Da Câmara Municipal à chapa de Benedita

A trajetória de Milani como humorista nunca se desvinculou da militância política que sempre fez parte dele. Em 1992, foi eleito vereador no Rio de Janeiro pelo Partido Comunista Brasileiro e passou a integrar o PSB antes de se filiar ao PCdoB em 1995. Durante seu mandato, ele foi responsável pela criação da lei que estabeleceu a Riofilme, uma empresa municipal voltada ao fomento do cinema — evidenciando sua visão sobre cultura como uma questão pública essencial.

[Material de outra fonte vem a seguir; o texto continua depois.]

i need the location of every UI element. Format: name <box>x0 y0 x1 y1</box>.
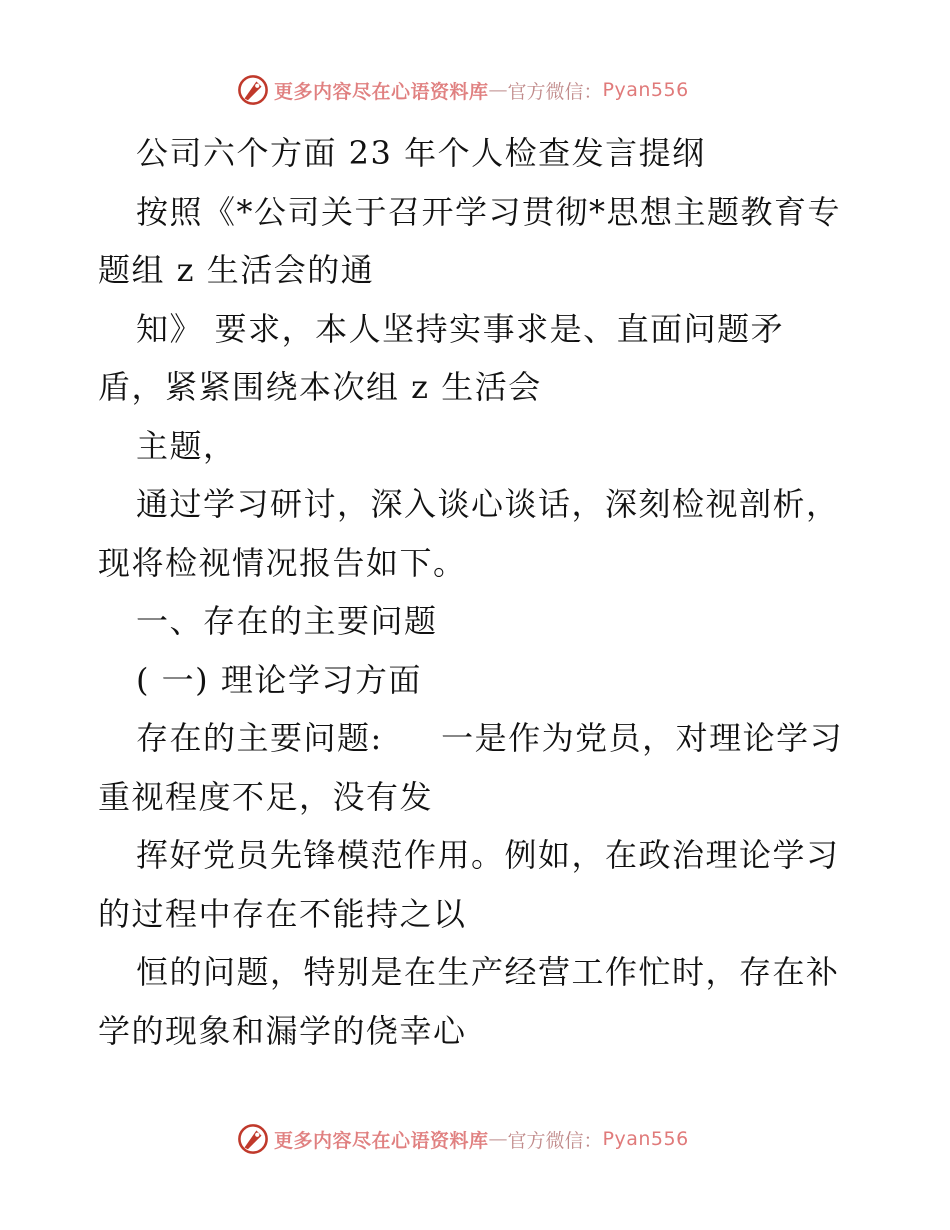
paragraph-line: 通过学习研讨，深入谈心谈话，深刻检视剖析， <box>136 485 840 523</box>
banner-wechat-id: Pyan556 <box>602 1128 689 1150</box>
banner-wechat-label: 官方微信： <box>507 1129 603 1152</box>
paragraph-line: 重视程度不足，没有发 <box>98 777 434 816</box>
paragraph-line: 盾，紧紧围绕本次组 z 生活会 <box>98 368 542 406</box>
section-heading: 一、存在的主要问题 <box>136 602 438 640</box>
paragraph-line: 挥好党员先锋模范作用。例如，在政治理论学习 <box>136 836 840 874</box>
footer-banner <box>236 1121 689 1157</box>
paragraph-line: 现将检视情况报告如下。 <box>98 543 467 582</box>
paragraph-line: 的过程中存在不能持之以 <box>98 894 467 933</box>
banner-main-text: 更多内容尽在心语资料库 <box>274 1129 489 1152</box>
banner-wechat-id: Pyan556 <box>602 79 689 101</box>
banner-wechat-label: 官方微信： <box>507 80 603 103</box>
header-banner <box>236 72 689 108</box>
paragraph-line: 学的现象和漏学的侥幸心 <box>98 1011 467 1050</box>
pen-nib-logo-icon <box>236 73 270 107</box>
paragraph-line: 按照《*公司关于召开学习贯彻*思想主题教育专 <box>136 192 842 231</box>
paragraph-line: 恒的问题，特别是在生产经营工作忙时，存在补 <box>136 953 840 991</box>
paragraph-line: 题组 z 生活会的通 <box>98 251 375 289</box>
paragraph-line: 主题， <box>136 426 237 465</box>
paragraph-line: 知》 要求，本人坚持实事求是、直面问题矛 <box>136 309 785 348</box>
pen-nib-logo-icon <box>236 1122 270 1156</box>
document-title: 公司六个方面 23 年个人检查发言提纲 <box>136 134 706 172</box>
banner-main-text: 更多内容尽在心语资料库 <box>274 80 489 103</box>
paragraph-line: 存在的主要问题: 一是作为党员，对理论学习 <box>136 719 844 757</box>
banner-separator: — <box>488 1128 508 1150</box>
document-body <box>98 124 868 1060</box>
banner-separator: — <box>488 79 508 101</box>
subsection-heading: ( 一) 理论学习方面 <box>136 660 422 699</box>
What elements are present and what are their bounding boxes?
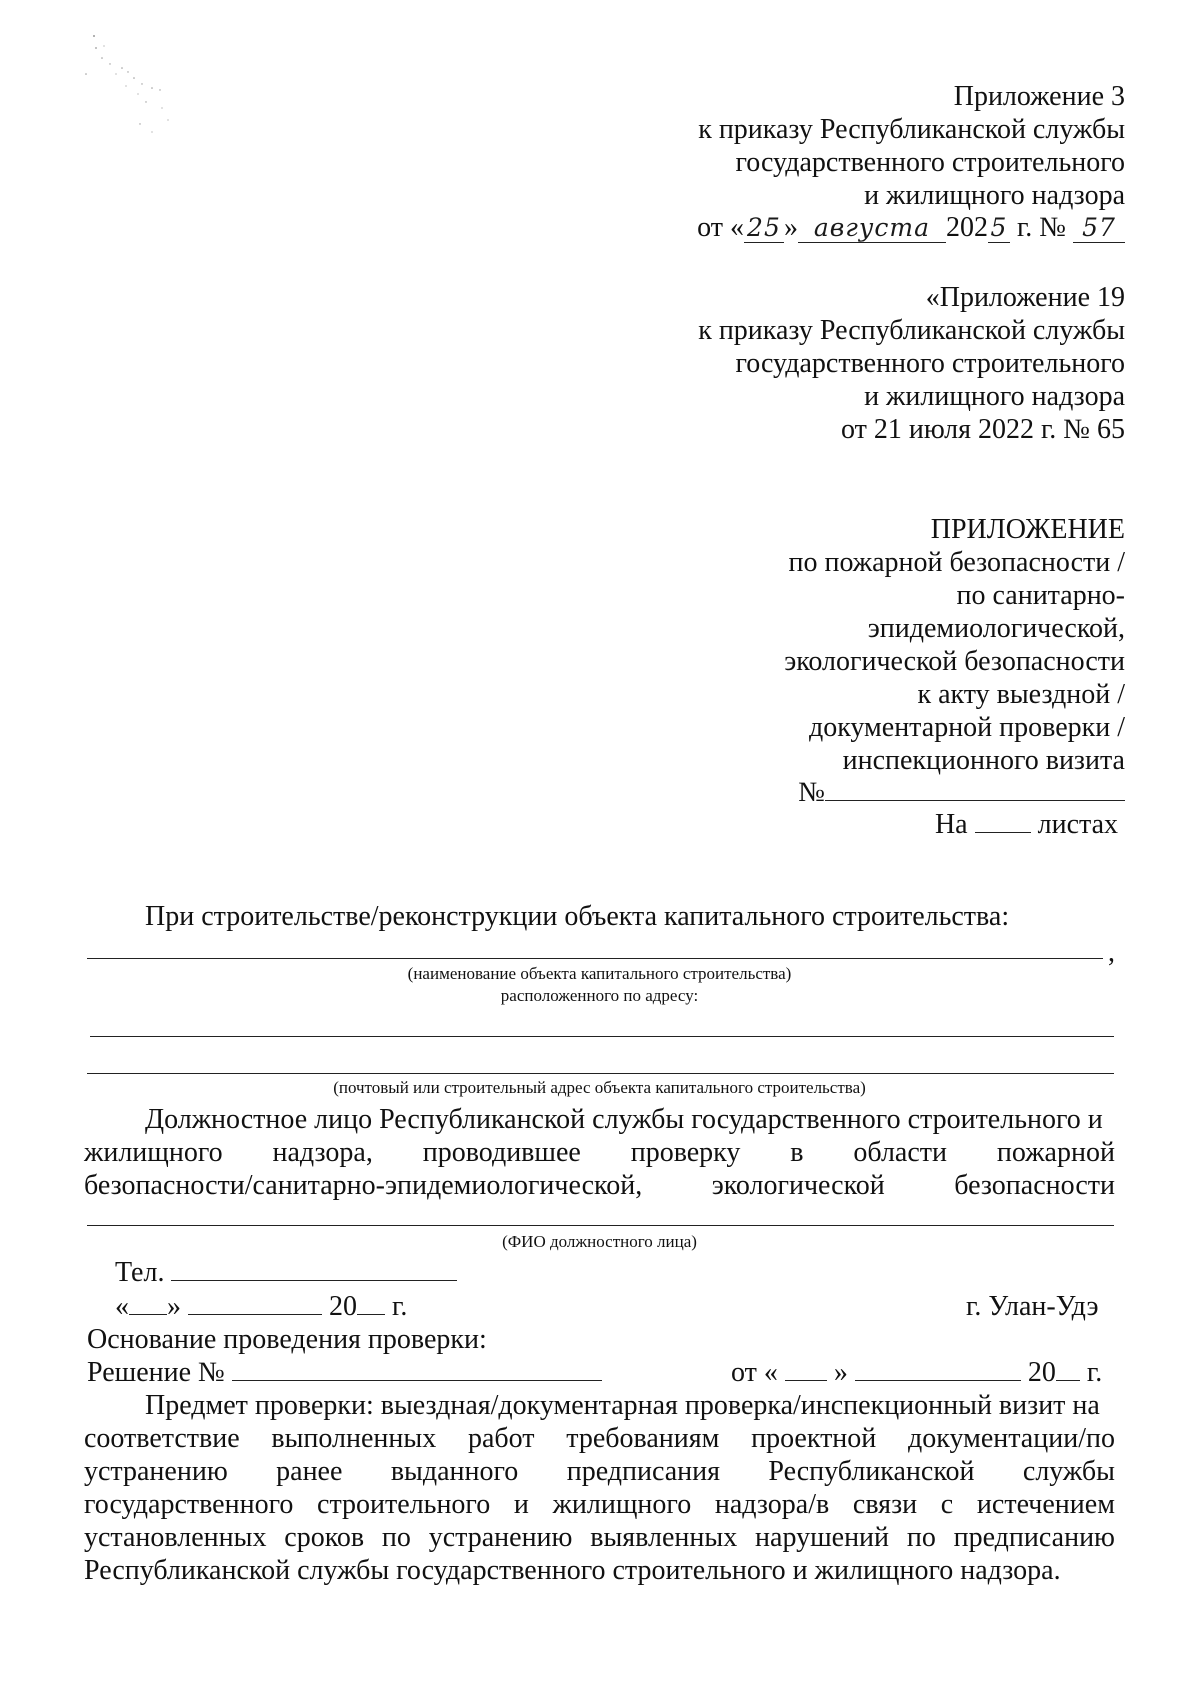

Em 2000, aceitou ser candidato a vice-prefeito na chapa encabeçada por Benedita da Silva (PT). Embora tenha perdido para Cesar Maia nas eleições, não desistiu da política. “Ser conhecido não garante minha eleição. Convencer as pessoas é outro desafio”, comentou ironicamente pouco antes da votação. A deputada Jandira Feghali (PCdoB-RJ) descreveu-o como “uma pessoa generosa e coerente”, ressaltando sua integridade ao longo da vida.

A Internacional e o Timão

O velório durou duas horas — exatamente como desejara. Estavam presentes familiares e colegas dos programas Zorra Total e A Grande Família, onde interpretou Tio Juvenal em 2004 — um personagem rabugento conhecido como “tio mala”. Após a cremação do corpo, suas cinzas foram espalhadas ao mar. Antes do adeus definitivo, amigos realizaram uma despedida tipicamente brasileira: cantaram a Internacional Socialista, seguida pelo hino corinthiano — time amado por Milani desde sua infância no Belenzinho.

Cerca de uma semana após seu falecimento, foi ao ar um especial do Zorra Total, relembrando seus personagens icônicos. Milton Gonçalves prestou homenagem durante o programa e exibiu o último esquete em que Milani havia planejado ressuscitar Saraiva junto com o diretor Maurício Sherman — um projeto interrompido pela fragilidade de sua saúde.

O que resta do riso

Duas décadas se passaram desde então. O programa Zorra Total chegou ao fim; a Escolinha ganhou nova versão com Marco Ricca substituindo Pedro Pedreira; Saraiva retornou em 2010 interpretado por Leandro Hassum; e a Riofilme continua firme apesar das mudanças políticas ao longo dos anos. O Brasil evoluiu assim como seu humor e política.

No entanto, algo na trajetória de Francisco Milani permanece imutável: sua capacidade única de unir humor à cidadania e fazer rir sem dissociar entretenimento de engajamento social. Em tempos nos quais muitas vezes se exige escolha entre esses dois aspectos do artista, ele desafiou essa dicotomia ao fazer rir com a mesma intensidade com que militou politicamente.

“Pergunta idiota, tolerância zero.” Vinte anos depois dessa frase emblemática ainda ecoa não apenas como um bordão memorável mas também como um legado deixado por um artista que repudiava a ignorância e injustiça. Um brasileiro que nunca deixou suas convicções para trás mesmo quando estava oculto no porta-malas.

A publicação recorda os 21 anos desde a partida de Francisco Milani — um comunista que fez história através do humor.